Sometimes things just fall into place.
I wasn’t even aware of the existence of the Ricoh Auto Half until I came across an intriguing entry on the camera blog Circle Rectangle. The post described these gorgeous digital-analog cameras coming out of the workshop of Japanese photographer Ryu Itsuki. He would take a modern digital camera and shoehorn it painstakingly (and no doubt lovingly) into the shell of a stylish half frame camera from the 1960’s called the Ricoh Auto Half. Forget the digital conversion – I was immediately drawn to the original camera. What it lacked in size – it was really tiny – it made up for with a minimalist design so spartan and simple as to be described as iconic.
I just had to have one. But how?
The blog post provided a link to Ryu Itsuki’s website, where several Auto Half models were available for sale. Though each model on the shelf was gorgeous, most were priced above my monthly budget for hobbies and, ahem, non-essentials. I tried Ebay, which reflected similar prices. I even emailed Ricoh’s Southeast Asian marketing manager on the off-chance he’d have dead stock in a warehouse somewhere. No luck.

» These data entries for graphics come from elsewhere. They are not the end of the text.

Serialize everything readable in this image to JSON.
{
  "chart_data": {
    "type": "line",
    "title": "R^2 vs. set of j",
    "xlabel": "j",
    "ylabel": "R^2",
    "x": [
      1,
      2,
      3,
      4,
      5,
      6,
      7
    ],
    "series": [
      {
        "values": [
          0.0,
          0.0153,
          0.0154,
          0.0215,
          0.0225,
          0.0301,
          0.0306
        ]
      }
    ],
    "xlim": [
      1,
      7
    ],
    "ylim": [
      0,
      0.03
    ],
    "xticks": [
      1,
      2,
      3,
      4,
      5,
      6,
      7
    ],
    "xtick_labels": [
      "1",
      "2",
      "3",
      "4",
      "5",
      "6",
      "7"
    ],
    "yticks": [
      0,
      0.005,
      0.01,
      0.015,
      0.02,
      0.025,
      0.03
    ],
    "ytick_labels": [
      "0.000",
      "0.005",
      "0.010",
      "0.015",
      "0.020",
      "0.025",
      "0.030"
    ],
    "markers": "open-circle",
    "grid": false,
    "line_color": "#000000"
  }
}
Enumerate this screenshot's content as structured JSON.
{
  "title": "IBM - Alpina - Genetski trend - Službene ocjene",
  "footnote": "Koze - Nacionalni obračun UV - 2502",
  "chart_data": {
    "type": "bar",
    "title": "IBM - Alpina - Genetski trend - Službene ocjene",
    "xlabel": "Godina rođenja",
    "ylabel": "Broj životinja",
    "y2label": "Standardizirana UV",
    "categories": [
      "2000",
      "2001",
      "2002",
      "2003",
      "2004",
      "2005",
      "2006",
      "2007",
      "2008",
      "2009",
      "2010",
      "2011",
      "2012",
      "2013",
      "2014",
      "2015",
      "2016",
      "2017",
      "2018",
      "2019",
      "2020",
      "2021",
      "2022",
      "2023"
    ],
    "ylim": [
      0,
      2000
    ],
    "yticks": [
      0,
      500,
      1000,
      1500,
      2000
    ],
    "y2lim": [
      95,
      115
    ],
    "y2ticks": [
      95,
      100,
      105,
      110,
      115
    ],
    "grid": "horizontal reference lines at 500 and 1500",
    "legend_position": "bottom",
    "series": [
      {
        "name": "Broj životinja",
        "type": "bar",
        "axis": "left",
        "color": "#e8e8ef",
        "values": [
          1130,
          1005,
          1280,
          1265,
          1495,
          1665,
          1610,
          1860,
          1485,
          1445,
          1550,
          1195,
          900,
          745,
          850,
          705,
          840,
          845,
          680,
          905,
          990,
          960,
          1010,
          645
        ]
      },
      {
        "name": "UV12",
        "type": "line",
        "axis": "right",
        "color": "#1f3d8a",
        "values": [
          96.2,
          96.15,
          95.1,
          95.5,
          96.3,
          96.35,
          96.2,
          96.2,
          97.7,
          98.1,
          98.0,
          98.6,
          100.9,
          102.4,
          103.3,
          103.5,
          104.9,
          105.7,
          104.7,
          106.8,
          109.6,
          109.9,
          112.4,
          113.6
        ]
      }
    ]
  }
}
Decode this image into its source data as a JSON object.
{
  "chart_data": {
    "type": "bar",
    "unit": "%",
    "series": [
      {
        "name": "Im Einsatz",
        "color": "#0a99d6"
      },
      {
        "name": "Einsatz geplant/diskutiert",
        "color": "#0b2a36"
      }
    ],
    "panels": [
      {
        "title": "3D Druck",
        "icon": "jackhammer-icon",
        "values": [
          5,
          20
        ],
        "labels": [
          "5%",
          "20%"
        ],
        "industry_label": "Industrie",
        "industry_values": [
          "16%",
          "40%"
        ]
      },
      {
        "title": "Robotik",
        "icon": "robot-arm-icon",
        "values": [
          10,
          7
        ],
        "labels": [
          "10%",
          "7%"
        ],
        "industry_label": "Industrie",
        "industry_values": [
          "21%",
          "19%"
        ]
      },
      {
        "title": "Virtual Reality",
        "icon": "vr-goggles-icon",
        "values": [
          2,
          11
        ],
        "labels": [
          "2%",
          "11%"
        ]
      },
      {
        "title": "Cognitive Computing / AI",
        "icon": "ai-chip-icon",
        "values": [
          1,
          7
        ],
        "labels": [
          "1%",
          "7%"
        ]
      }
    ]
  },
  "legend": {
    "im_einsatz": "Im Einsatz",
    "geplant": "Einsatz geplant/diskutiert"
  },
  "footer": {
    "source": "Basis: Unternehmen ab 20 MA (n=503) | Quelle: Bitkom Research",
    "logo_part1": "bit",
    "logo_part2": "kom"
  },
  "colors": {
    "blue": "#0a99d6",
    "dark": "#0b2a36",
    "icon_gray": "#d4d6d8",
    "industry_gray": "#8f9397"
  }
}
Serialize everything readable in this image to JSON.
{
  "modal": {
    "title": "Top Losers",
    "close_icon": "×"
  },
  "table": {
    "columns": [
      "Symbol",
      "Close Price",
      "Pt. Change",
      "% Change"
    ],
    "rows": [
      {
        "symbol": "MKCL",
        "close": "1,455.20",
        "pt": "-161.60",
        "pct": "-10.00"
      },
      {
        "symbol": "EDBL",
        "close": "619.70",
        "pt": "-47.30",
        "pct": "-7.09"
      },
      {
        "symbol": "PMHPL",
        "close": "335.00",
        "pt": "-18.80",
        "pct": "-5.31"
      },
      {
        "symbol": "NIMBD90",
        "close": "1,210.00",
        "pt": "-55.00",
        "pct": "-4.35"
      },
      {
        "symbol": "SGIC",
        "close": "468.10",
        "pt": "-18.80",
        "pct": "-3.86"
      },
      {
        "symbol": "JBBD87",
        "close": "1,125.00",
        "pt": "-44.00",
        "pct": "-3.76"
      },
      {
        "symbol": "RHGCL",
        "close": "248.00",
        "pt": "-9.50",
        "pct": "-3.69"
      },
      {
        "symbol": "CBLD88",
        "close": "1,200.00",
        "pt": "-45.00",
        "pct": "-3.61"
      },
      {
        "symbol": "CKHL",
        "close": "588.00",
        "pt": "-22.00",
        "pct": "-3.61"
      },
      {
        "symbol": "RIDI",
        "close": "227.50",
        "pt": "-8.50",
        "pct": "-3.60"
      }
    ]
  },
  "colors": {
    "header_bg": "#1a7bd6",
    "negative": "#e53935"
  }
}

Ed, my longtime fellow gadget geek and colleague said he’d spotted one on a local classified ad website, so I checked it out. It was disappointing – the photos were bad and the camera looked ratty, with a crack on the bright frame window. The ad also said: Defective. I don’t think so, I decided. But, over the weekend the thought nagged me, what if it worked? I called up the seller and made an appointment.
And I bought it. Here’s what I got:
Update: I’ve run my first test roll through it and it seems to work. Waiting for the scans to come back. Will post results asap.